Linear Probing

Linear Probing

Linear probing is a collision resolution technique used in hash tables to handle collisions. When a collision occurs, linear probing searches for the next available slot in the hash table by incrementing the index sequentially until an empty slot is found.

Example

Let's consider a similar example with a hash function "key mod 5" and a sequence of keys: 12, 25, 37, 46, 58, 61, 72.

In this case, the table size (S) is 5, and the hash function calculates the hash value by taking the key modulo 5.

Let's follow the steps of inserting these keys into the hash table using linear probing collision resolution:

hash(12) = 12 % 5 = 2

The slot at index 2 is empty, so we insert key 12 at index 2.


hash(25) = 25 % 5 = 0

The slot at index 0 is empty, so we insert key 25 at index 0.


hash(37) = 37 % 5 = 2

The slot at index 2 is already occupied by key 12.

We increment the index by 1 and try (hash(37) + 1) % 5 = (38) % 5 = 3.

The slot at index 3 is empty, so we insert key 37 at index 3.


hash(46) = 46 % 5 = 1

The slot at index 1 is empty, so we insert key 46 at index 1.


hash(58) = 58 % 5 = 3

The slot at index 3 is already occupied by key 37.

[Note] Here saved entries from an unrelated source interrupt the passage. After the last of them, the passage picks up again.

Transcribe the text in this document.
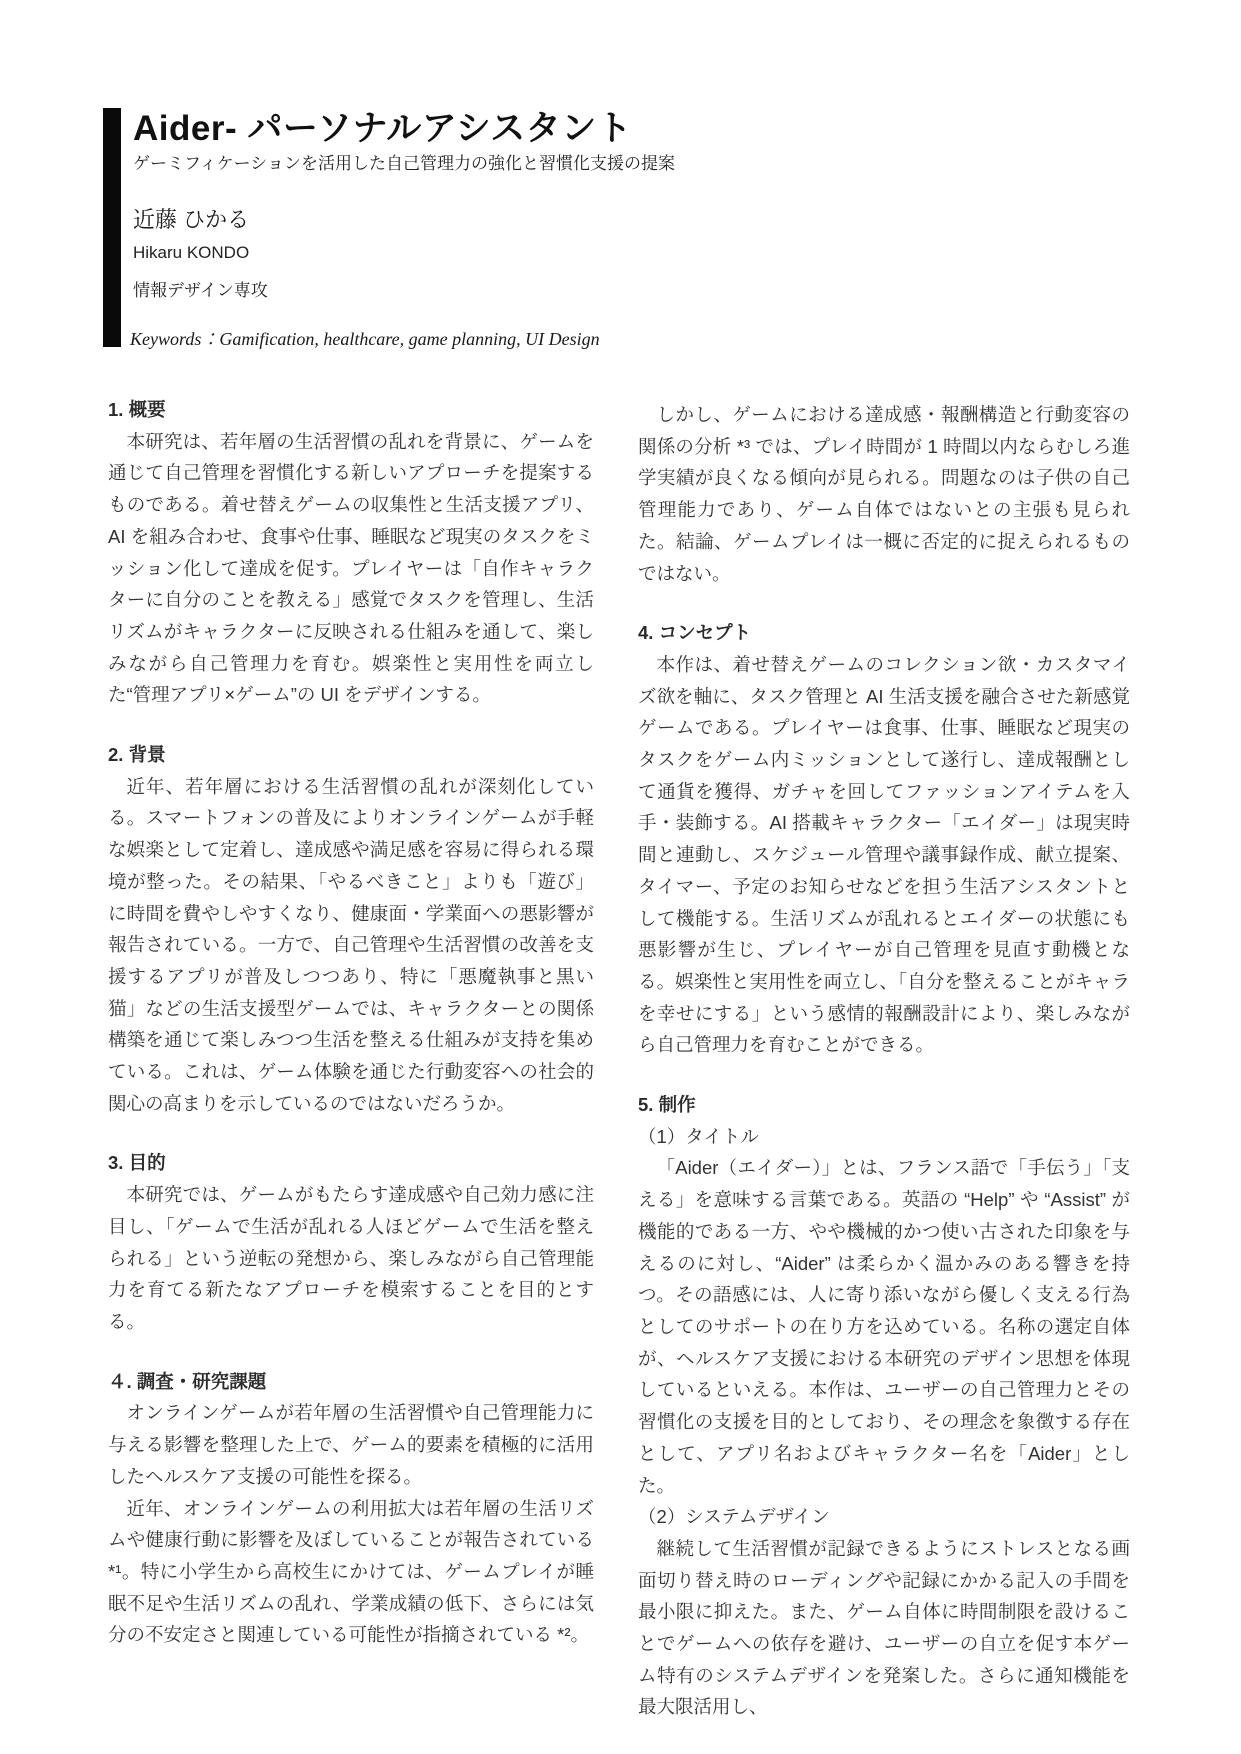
Aider- パーソナルアシスタント
ゲーミフィケーションを活用した自己管理力の強化と習慣化支援の提案
近藤 ひかる
Hikaru KONDO
情報デザイン専攻
Keywords：Gamification, healthcare, game planning, UI Design
1. 概要

本研究は、若年層の生活習慣の乱れを背景に、ゲームを通じて自己管理を習慣化する新しいアプローチを提案するものである。着せ替えゲームの収集性と生活支援アプリ、AI を組み合わせ、食事や仕事、睡眠など現実のタスクをミッション化して達成を促す。プレイヤーは「自作キャラクターに自分のことを教える」感覚でタスクを管理し、生活リズムがキャラクターに反映される仕組みを通して、楽しみながら自己管理力を育む。娯楽性と実用性を両立した“管理アプリ×ゲーム”の UI をデザインする。

2. 背景

近年、若年層における生活習慣の乱れが深刻化している。スマートフォンの普及によりオンラインゲームが手軽な娯楽として定着し、達成感や満足感を容易に得られる環境が整った。その結果、「やるべきこと」よりも「遊び」に時間を費やしやすくなり、健康面・学業面への悪影響が報告されている。一方で、自己管理や生活習慣の改善を支援するアプリが普及しつつあり、特に「悪魔執事と黒い猫」などの生活支援型ゲームでは、キャラクターとの関係構築を通じて楽しみつつ生活を整える仕組みが支持を集めている。これは、ゲーム体験を通じた行動変容への社会的関心の高まりを示しているのではないだろうか。

3. 目的

本研究では、ゲームがもたらす達成感や自己効力感に注目し、「ゲームで生活が乱れる人ほどゲームで生活を整えられる」という逆転の発想から、楽しみながら自己管理能力を育てる新たなアプローチを模索することを目的とする。

４. 調査・研究課題

オンラインゲームが若年層の生活習慣や自己管理能力に与える影響を整理した上で、ゲーム的要素を積極的に活用したヘルスケア支援の可能性を探る。

近年、オンラインゲームの利用拡大は若年層の生活リズムや健康行動に影響を及ぼしていることが報告されている *¹。特に小学生から高校生にかけては、ゲームプレイが睡眠不足や生活リズムの乱れ、学業成績の低下、さらには気分の不安定さと関連している可能性が指摘されている *²。

しかし、ゲームにおける達成感・報酬構造と行動変容の関係の分析 *³ では、プレイ時間が 1 時間以内ならむしろ進学実績が良くなる傾向が見られる。問題なのは子供の自己管理能力であり、ゲーム自体ではないとの主張も見られた。結論、ゲームプレイは一概に否定的に捉えられるものではない。

4. コンセプト

本作は、着せ替えゲームのコレクション欲・カスタマイズ欲を軸に、タスク管理と AI 生活支援を融合させた新感覚ゲームである。プレイヤーは食事、仕事、睡眠など現実のタスクをゲーム内ミッションとして遂行し、達成報酬として通貨を獲得、ガチャを回してファッションアイテムを入手・装飾する。AI 搭載キャラクター「エイダー」は現実時間と連動し、スケジュール管理や議事録作成、献立提案、タイマー、予定のお知らせなどを担う生活アシスタントとして機能する。生活リズムが乱れるとエイダーの状態にも悪影響が生じ、プレイヤーが自己管理を見直す動機となる。娯楽性と実用性を両立し、「自分を整えることがキャラを幸せにする」という感情的報酬設計により、楽しみながら自己管理力を育むことができる。

5. 制作

（1）タイトル

「Aider（エイダー）」とは、フランス語で「手伝う」「支える」を意味する言葉である。英語の “Help” や “Assist” が機能的である一方、やや機械的かつ使い古された印象を与えるのに対し、“Aider” は柔らかく温かみのある響きを持つ。その語感には、人に寄り添いながら優しく支える行為としてのサポートの在り方を込めている。名称の選定自体が、ヘルスケア支援における本研究のデザイン思想を体現しているといえる。本作は、ユーザーの自己管理力とその習慣化の支援を目的としており、その理念を象徴する存在として、アプリ名およびキャラクター名を「Aider」とした。

（2）システムデザイン

継続して生活習慣が記録できるようにストレスとなる画面切り替え時のローディングや記録にかかる記入の手間を最小限に抑えた。また、ゲーム自体に時間制限を設けることでゲームへの依存を避け、ユーザーの自立を促す本ゲーム特有のシステムデザインを発案した。さらに通知機能を最大限活用し、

We increment the index by 1 and try (hash(58) + 1) % 5 = (59) % 5 = 4.

The slot at index 4 is empty, so we insert key 58 at index 4.


hash(61) = 61 % 5 = 1

The slot at index 1 is already occupied by key 46.

We increment the index by 1 and try (hash(61) + 1) % 5 = (62) % 5 = 2.

The slot at index 2 is already occupied by key 12.

We increment the index by 1 and try (hash(61) + 2) % 5 = (63) % 5 = 3.

The slot at index 3 is already occupied by key 37.

We increment the index by 1 and try (hash(61) + 3) % 5 = (64) % 5 = 4.

The slot at index 4 is already occupied by key 58.

We increment the index by 1 and try (hash(61) + 4) % 5 = (65) % 5 = 0.

The slot at index 0 is empty, so we insert key 61 at index 0.


hash(72) = 72 % 5 = 2

The slot at index 2 is already occupied by key 12.

We increment the index by 1 and try (hash(72) + 1) % 5 = (73) % 5 = 3.

The slot at index 3 is already occupied by key 37.

We increment the index by